In a show of abstract work from the '50s, certain small gestures are as enduring as large ones. Jackson Pollock's little painting, "Number 26" from 1949, is an airy, spattered tracery in ochre, black and orange. The ochre loops are imprinted by a chance meeting with some textured object; the orange slows down to form a pool with the consistency of caked mud.
A small untitled Joan Mitchell work from about 1955 is a soft-spoken, inward-looking thing, its thin brush strokes and trails of impasto hushed by blurred areas and a shy beige-white tonality.
Even in "Struktur," a painting just about twice the size of an art magazine cover, Franz Kline's calligraphic black bridgework looms large.

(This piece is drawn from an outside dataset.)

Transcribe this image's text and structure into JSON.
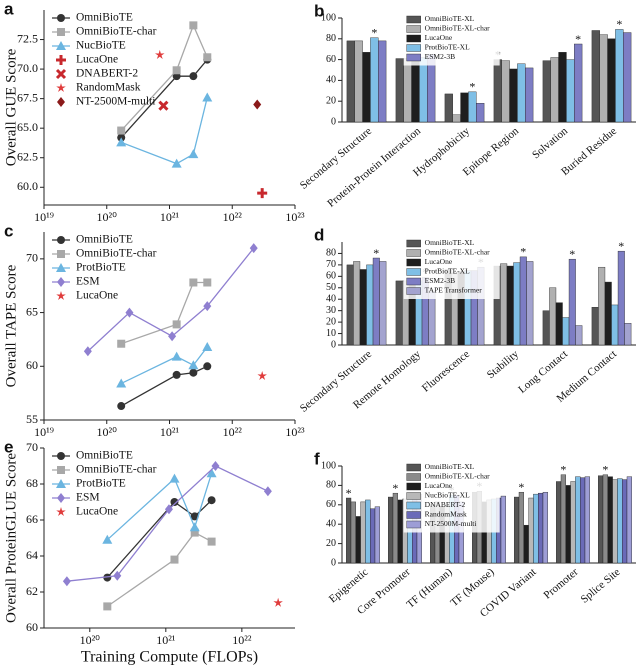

Among the more spacious works, Richard Pousette-Dart's "No. 1" of 1951 is a standout, with its thickly brushed stacks of vaguely ideographic black-outlined signs and territories of white paint oozing into pyramids. Lee Krasner is well served here, too, with "Desert Moon" from 1955, in which torn pieces of fuchsia-painted paper and strong black verticals chirp harshly on an orange-over-purple ground.
Other first and second-generation New York School painters in this nostalgia-inducing show include Conrad Marca-Relli, James Brooks, Grace Hartigan, Michael Goldberg, Emerson Woelffer, Alfred Leslie and Milton Resnick. (Manny Silverman Gallery, 800 N. La Cienega Blvd., to June 4.)